COVID-19 has disrupted those promises. The current situation, however, differs from anything preceding it. Stopping the virus’ spread requires social distancing, disrupting markets. Lack of work means a lack of income. Lack of income means unfulfilled promises, prompting people to sell their cars, homes and jewelry to raise cash to meet their obligations. This, in turn, would cause a fall in prices, precipitating a debt-deflation depression.

Preferably, we would just call a moratorium until the pandemic passes, temporarily freezing those promises, providing incomes for essentials. Renters would not have to pay rent, homeowners would not have to pay their mortgage, and so on. Government would still have to provide people money for people to eat, but the promises that we all made before the virus would be frozen.

Instead of a moratorium on promises, the government has chosen to provide money in the form of loans and grants to individuals and businesses enabling them to fulfill their promises.

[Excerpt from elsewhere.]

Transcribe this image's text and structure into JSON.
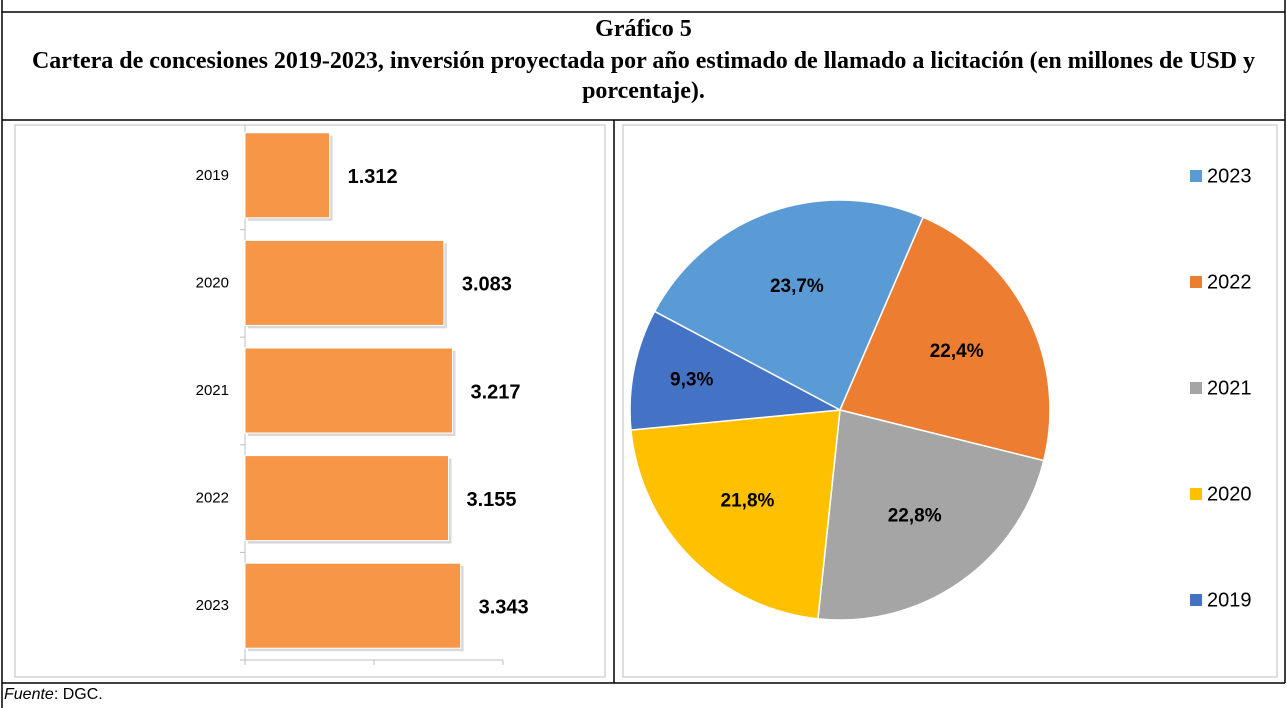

They say there are no atheists in fox holes. Similarly, there are no free-market capitalists during pandemics. Even Sen. Mike Lee and Utah’s other GOP congressmen advocate bailing outs for oil companies. The primary beneficiaries of government largesse will be the creditors, the landlords and those who have been promised money by the rest of us.

My fear, however, is that many people and small businesses will fall through the cracks. Those who need no protection will be protected. Those needing protection will be ignored. Governments, late to protecting us from the virus, needs to do more to protect us from each other.

John Watkins

John P. Watkins is a professor of economics at Westminster College, Salt Lake City.